We meet two men on their lunch break from demining roads and neighborhoods. Both are missing the lower half of one leg from mine explosions on the job, and six of their teammates have also recently lost limbs. 

“We are too busy to be psychologically damaged from this,” says Taras, 40, a soldier and father of two. 

“This guy works and has four kids,” he adds, gesturing to his colleague who wraps and re-wraps his stump before trying on a slightly smaller temporary prosthetic. A few minutes later the pair head back out to search for more of the mines that litter large swaths of Ukraine.

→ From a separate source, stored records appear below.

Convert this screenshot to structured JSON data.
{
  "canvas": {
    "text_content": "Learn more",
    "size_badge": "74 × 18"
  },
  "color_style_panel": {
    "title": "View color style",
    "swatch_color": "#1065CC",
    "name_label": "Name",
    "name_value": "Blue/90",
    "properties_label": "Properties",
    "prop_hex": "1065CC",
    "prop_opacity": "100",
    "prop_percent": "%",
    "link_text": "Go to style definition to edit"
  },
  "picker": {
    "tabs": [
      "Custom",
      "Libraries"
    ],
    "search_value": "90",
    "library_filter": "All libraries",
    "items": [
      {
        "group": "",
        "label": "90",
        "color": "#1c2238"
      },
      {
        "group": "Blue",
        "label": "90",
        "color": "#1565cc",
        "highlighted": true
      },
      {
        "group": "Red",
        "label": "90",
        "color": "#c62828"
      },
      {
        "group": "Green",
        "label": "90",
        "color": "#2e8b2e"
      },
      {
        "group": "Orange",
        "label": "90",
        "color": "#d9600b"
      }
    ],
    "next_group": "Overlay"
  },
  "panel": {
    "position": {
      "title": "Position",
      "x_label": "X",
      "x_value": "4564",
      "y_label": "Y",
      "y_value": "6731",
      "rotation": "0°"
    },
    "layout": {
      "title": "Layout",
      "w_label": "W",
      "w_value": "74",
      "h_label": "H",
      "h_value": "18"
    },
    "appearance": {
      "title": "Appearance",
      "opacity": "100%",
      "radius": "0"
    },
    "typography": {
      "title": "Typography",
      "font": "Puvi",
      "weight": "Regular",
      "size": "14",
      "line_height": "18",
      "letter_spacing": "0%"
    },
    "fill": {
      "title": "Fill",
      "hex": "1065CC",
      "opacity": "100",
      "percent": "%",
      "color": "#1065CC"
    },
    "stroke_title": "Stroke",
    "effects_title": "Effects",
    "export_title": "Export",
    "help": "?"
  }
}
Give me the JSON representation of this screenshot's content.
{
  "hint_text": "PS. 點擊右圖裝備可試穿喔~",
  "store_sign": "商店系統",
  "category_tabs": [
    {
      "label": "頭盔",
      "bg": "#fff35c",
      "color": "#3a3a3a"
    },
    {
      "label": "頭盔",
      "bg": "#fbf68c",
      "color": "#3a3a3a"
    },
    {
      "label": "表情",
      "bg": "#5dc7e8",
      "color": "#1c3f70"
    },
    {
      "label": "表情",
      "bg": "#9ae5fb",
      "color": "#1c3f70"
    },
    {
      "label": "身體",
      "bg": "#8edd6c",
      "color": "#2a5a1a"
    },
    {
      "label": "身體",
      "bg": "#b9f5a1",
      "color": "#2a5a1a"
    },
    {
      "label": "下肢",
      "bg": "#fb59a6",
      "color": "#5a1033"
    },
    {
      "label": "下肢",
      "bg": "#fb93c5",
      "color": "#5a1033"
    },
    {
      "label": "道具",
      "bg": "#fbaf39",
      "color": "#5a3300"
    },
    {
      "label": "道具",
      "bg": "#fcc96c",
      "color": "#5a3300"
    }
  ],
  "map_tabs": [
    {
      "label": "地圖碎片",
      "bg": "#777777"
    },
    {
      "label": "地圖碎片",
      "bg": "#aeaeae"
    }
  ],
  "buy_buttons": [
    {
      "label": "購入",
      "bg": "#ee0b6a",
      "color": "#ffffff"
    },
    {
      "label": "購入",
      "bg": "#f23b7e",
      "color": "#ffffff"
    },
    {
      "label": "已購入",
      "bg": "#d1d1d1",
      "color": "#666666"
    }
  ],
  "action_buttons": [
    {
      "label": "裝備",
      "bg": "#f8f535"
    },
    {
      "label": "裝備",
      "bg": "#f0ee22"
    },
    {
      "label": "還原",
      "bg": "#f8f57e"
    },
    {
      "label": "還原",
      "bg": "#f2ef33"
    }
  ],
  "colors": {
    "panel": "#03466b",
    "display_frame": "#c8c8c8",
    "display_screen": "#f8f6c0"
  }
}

The prosthetist, Nazar Bahniuk, explains their quick visit to the hospital, saying man-made limbs need to be replaced or adjusted from time to time, because a person’s thigh is not accustomed to carrying their weight.

“You stand on your heels and feet since you are maybe one year old,” he explains. 

Most of Bahniuk’s patients come from battle zones in eastern Ukraine, the heart of the nearly yearlong war with Russia, but there is no region of the country that has been completely spared, he says. About 75% are soldiers and the rest are civilians, including a 70-year-old woman who recently stepped on a landmine.

 

The waiting list for prosthetics at his hospital is in the hundreds, adds Bahniuk.

Upstairs in a rehabilitation room, patients use treadmills and a stationary bike to gather their strength. Andriy, 44, lost his leg in September on a mission in Kherson, a city that was occupied by Russia for nine months before being freed by Ukraine and is now under constant attack.

We asked how he feels about losing his left leg.

“I’m sad I lost my time,” Andriy replies. “I’ve been in the hospital for months when I could have been fighting in the war.”

Children prepare

In the Lviv city center, where markets are packed by day with a population long swelled by displaced families, the local tourism office now serves as a press center. They offer emergency first aid kits, body armor and helmets to freelance journalists.

Olga Letnianchyk, a press center official, is also the mother of an eight-year-old girl. The school is open, she says, and children regularly go down into the basement when the air raid sirens go off or bombs hit the region, usually aiming at infrastructure outside of the city. Her daughter has a bag prepared in case of long stays in the shelter, she says, which holds water, a snack and a teddy bear.

But Lviv is comparatively safe, and more than a thousand kilometers from the ground war, Letnianchyk adds, which is why she stayed home when millions of other people fled Ukraine.

“It would be harder,” she adds, “to be outside and not be able to do anything.”

Like many people here, she jokes about the dangers of the war, saying after almost a year, the new ways of life in Ukraine have become ‘almost’ normal.

But only almost, she emphasizes, saying one never really gets used to bombs sailing in from the sky from more than a thousand kilometers away.

“It is mostly OK,” she says. “But don’t look up.”